One leading manufacturer of surgical consumables was looking to optimize the effectiveness of its sales force, with a focus on balancing the time the sales team spends on activities such as pre-sales, sales, account servicing, customer training, and administrative tasks (Figure 10). After aligning its sales goals for each product with the types of activities that generate the highest return on investment, the company re-allocated its resources to generate an additional ~2% in revenue and set itself up for future success.
For Pharma and Biotech, leading manufacturers typically have sales teams focused on one product for one or two indications, depending on the size of the market and the nature of its dynamics. Here, the important criterion to evaluate is the effectiveness of each stakeholder call (Figure 11). The sales team may be detailing physicians, purchasing admins, and/or KOLs, and it is critical to spend time effectively in terms of quantity and duration of calls. One example is from a leading pharmaceutical company facing increasing competition. Its blockbuster drug had enjoyed clinical and financial success since its release, but it was beginning to compete with a new wave of treatments that endangered its market position. Along with territory realignment and redefining roles and responsibilities of the sales team, the company reallocated resources based on the optimal number of calls that would activate a customer. Moreover, customers were prioritized such that the selling time could be tailored to each stakeholder to maximize returns.
4. Invest in customer retention, not just acquisition
Successful companies invest in retention of customers, and thus they are able to capitalize on much more of their customers’ lifetime value down the line. Unprompted, the most commonly cited challenge for companies that did not hit their annual targets was maintaining customers over time. Customer retention received the second lowest overall performance rating for these respondents compared with performance on other sales challenges. Regardless of how well sales reps can acquire new customers, if a steady flow of existing customers continues to defect to competitors, the net amount of customers will stagnate or even decline.

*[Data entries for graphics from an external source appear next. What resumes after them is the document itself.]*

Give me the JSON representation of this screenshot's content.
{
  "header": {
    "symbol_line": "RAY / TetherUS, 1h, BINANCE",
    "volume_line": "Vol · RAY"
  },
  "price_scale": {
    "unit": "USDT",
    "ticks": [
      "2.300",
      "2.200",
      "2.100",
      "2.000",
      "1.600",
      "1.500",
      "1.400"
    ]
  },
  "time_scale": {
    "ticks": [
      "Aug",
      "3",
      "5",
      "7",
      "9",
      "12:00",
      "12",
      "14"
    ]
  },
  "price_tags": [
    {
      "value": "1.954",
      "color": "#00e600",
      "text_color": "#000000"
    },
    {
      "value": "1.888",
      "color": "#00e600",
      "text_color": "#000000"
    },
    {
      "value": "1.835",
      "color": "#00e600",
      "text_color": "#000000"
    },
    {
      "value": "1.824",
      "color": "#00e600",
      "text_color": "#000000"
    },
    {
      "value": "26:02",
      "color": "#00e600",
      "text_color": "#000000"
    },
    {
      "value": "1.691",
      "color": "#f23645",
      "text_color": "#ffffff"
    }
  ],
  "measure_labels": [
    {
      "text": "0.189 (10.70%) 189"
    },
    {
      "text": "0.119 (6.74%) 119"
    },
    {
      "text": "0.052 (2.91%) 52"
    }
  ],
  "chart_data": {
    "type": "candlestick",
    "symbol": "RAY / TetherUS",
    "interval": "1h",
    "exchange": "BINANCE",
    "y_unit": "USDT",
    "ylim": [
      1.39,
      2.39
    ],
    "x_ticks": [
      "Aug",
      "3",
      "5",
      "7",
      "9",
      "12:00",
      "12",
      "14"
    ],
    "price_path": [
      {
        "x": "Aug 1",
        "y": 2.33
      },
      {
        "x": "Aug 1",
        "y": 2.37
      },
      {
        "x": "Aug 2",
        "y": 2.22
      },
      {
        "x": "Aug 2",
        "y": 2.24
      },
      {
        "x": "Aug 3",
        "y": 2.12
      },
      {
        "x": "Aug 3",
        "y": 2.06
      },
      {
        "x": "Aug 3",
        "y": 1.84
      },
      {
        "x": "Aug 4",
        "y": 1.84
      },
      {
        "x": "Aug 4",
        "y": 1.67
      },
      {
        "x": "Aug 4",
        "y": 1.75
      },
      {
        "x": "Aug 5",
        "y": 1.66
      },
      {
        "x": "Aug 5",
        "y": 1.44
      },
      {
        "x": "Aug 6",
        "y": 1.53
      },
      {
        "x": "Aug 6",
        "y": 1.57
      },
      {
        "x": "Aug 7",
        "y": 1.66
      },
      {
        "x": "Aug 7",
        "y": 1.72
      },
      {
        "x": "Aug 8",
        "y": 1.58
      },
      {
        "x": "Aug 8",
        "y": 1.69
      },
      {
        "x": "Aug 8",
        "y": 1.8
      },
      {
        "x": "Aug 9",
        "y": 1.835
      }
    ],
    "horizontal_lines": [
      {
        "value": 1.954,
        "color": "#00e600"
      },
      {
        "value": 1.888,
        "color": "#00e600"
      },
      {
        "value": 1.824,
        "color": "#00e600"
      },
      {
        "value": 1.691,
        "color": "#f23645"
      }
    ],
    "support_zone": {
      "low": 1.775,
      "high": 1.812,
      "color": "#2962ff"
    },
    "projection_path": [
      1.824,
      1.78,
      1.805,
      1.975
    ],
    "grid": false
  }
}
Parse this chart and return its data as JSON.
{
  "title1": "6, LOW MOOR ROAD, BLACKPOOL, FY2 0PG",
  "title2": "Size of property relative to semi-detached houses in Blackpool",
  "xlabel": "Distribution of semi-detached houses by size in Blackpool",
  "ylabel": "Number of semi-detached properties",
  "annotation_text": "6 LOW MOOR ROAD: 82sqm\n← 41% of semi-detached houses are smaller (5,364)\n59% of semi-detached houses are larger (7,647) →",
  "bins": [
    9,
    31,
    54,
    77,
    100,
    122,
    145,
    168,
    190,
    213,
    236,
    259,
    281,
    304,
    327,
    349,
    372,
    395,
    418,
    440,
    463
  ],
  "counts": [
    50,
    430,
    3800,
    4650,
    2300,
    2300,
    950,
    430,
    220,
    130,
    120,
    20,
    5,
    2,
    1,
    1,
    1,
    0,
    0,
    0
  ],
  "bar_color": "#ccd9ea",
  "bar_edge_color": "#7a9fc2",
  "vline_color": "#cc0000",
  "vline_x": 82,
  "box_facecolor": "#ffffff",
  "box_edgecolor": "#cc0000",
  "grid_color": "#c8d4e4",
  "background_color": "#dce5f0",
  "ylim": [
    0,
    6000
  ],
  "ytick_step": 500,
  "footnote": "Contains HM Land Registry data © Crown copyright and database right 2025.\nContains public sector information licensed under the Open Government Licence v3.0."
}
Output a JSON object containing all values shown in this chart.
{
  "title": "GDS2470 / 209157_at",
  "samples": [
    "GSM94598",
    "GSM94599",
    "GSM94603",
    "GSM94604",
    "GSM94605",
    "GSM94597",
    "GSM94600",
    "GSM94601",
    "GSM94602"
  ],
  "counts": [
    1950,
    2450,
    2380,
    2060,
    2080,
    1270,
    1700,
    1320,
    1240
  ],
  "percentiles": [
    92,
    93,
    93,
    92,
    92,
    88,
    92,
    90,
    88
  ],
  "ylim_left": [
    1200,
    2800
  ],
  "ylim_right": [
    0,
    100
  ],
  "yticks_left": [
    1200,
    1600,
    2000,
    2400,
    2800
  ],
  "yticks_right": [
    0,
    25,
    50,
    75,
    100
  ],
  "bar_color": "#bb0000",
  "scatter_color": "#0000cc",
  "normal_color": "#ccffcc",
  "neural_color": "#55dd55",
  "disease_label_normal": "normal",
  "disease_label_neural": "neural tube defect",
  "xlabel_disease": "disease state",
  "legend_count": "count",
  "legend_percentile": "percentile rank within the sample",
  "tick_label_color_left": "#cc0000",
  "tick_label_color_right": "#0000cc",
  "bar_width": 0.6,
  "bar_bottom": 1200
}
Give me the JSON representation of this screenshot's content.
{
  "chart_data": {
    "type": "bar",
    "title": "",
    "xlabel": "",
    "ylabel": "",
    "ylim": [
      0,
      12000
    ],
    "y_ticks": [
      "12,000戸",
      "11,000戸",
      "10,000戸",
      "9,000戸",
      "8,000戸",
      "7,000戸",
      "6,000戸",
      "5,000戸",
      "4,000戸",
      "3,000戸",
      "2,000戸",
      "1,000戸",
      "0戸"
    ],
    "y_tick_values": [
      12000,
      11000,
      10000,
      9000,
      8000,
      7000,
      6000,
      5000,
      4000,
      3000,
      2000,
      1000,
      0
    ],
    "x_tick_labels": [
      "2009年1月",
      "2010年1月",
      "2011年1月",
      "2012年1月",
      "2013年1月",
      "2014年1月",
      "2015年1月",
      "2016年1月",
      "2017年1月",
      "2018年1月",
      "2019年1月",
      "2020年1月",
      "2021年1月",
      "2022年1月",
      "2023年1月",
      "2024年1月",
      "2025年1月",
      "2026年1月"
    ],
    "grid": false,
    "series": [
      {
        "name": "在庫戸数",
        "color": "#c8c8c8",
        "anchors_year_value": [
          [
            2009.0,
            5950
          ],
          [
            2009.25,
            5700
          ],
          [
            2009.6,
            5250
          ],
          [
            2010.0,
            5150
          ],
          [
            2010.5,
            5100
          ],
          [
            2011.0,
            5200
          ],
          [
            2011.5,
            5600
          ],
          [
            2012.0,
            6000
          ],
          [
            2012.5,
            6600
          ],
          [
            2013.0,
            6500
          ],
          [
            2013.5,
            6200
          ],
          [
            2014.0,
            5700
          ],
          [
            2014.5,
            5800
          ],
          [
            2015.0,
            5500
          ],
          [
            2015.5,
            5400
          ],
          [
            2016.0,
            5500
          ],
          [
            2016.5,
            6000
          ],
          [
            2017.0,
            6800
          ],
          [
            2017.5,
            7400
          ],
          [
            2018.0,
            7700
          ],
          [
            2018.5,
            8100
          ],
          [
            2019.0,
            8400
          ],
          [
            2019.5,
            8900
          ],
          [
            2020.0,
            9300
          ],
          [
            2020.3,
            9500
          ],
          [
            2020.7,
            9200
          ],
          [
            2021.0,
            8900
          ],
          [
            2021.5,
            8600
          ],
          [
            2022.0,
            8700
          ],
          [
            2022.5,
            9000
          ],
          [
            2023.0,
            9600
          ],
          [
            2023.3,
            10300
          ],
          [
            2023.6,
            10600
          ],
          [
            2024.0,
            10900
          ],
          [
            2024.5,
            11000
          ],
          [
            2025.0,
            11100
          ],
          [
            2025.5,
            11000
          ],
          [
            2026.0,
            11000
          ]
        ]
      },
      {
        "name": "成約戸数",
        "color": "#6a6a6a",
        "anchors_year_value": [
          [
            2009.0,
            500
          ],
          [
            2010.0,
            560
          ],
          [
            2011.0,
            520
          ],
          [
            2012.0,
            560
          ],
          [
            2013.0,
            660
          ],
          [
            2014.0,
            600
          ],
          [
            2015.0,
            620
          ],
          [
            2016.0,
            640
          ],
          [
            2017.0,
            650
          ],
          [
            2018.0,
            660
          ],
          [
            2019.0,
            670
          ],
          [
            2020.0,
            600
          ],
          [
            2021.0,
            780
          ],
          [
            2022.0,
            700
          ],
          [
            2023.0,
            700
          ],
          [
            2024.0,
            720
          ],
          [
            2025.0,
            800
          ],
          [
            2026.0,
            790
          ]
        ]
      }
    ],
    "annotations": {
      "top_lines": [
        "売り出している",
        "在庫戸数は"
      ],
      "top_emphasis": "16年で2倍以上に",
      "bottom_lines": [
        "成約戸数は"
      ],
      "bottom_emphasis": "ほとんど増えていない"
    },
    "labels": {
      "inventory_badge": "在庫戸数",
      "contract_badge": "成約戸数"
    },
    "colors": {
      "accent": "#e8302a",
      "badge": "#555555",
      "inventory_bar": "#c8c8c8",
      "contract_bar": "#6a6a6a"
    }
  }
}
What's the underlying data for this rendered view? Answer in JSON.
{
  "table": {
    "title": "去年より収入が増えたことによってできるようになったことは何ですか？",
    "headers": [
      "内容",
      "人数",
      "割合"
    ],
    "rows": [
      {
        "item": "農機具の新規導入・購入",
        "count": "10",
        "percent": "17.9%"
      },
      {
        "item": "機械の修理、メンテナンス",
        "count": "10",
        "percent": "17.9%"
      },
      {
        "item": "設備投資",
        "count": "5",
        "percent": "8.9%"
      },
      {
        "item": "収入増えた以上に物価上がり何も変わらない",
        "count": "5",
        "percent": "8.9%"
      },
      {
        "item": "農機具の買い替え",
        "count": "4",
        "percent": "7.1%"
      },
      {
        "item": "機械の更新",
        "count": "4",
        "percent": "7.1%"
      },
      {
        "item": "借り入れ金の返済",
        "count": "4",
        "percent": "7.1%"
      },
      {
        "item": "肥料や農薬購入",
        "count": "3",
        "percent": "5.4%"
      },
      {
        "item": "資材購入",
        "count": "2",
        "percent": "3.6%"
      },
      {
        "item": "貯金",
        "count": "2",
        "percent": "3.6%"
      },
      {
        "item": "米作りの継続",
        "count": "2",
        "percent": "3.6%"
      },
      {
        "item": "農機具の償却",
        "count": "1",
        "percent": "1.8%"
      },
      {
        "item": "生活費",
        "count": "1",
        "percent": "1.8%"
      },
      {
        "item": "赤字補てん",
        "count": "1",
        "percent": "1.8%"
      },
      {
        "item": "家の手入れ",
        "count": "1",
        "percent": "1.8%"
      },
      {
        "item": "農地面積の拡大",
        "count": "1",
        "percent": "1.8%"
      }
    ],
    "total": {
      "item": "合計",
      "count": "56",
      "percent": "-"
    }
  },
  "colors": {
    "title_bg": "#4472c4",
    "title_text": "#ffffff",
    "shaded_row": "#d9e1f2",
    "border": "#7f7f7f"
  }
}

To successfully maintain customers over time, companies must invest in understanding their customers and closely monitor any changes in behavior or perception that might occur. One MedTech service provider developed a customer segmentation and retention strategy that ensured there were targeted approaches for each prioritized segment. Then, marketing and sales budgets were allocated such that more valuable customers received more resources. This comprehensive methodology reduced churn rates by ~28%.
A leading Pharma manufacturer with a blockbuster drug aimed to minimize disruption of its customer relationships while ensuring team efficiency and maximum revenue growth. After running a number of potential scenarios, the company ultimately used an innovative territory alignment and resource allocation methodology that protected these key accounts while exceeding growth targets by ~5%.
Overall, Sales Champions continue to achieve revenue targets year over year by: (1) Focusing on key market trends, like digitalization, solution selling, and personalized medicine, (2) Prioritizing customers and not just segmenting them, (3) Keeping track of how sales reps spend their time, and (4) Investing in customer retention. Taking a page out of the Sales Champion playbook may give you the edge you need in 2018 and beyond.